Elles pourraient être fixées sur leur cas à la fin de cette année. Les dossiers de ces 42 familles, qui auraient été expropriées de leurs terres et s’étaient tournées vers la Commission Justice et Vérité (CJV), ont été référées à l’Attorney General’s Office (AGO) pour avis légal. Cela sur recommandation de la Land Research and Mediation Unit (LRMU), mise sur pied le 16 novembre. C’est ce qu’a indiqué Xavier Duval, ce mardi, au Parlement.

Dans ces 42 cas, la CJV a estimé qu’il y avait suffisamment de preuves d’expropriation. Ils restent toutefois, a souligné Xavier Duval, « très complexes » car les faits remontent à plus d’une centaine d’années, dit le ministre. Il est cependant possible, poursuit-il, que l’AGO puisse retourner une partie des dossiers à la LMRU « d’ici la fin de l’année ». Celle-ci se chargera alors de contacter les personnes concernées pour les informer de ce qui a été décidé dans leur cas. La médiation sera privilégiée.
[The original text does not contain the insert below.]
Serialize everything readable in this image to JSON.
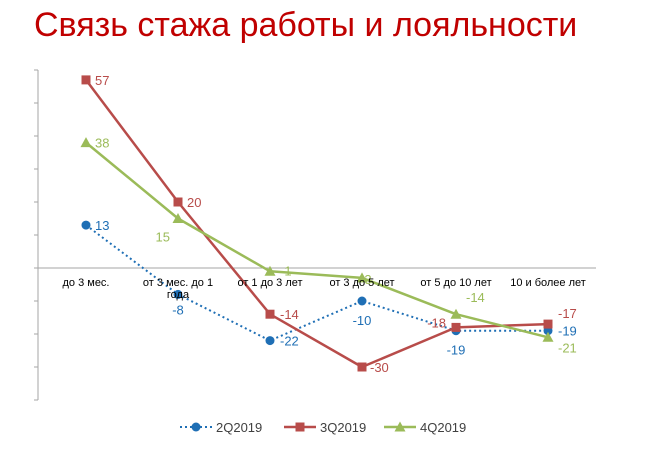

Reza Uteem a voulu savoir s’il y aura des amendements à la législation afin que ceux qui ont été dépossédés de leurs terrains via la procédure de prescription puissent être compensés. L’un des problèmes auxquels se heurtent les autorités, explique Xavier Duval, est celui de la prescription. Il faut aussi, dans certains cas, retrouver les héritiers.

Qu’en est-il des 15 cas répertoriés à Rodrigues ? a voulu savoir le député Joe Lesjongard. La LRMU y siégera-t-elle ou les Rodrigues concernés devront-ils se rendre à Maurice dans le cadre de leurs réclamations ? Il faudra voir si le nombre de cas est suffisamment important, a répondu Xavier Duval.

La LMRU se penchera sur 91 cas pour lesquels la CJV a recommandé une enquête plus poussée. Mais aussi sur ceux qui n’ont pas été étudiés par la commission car soumis en retard.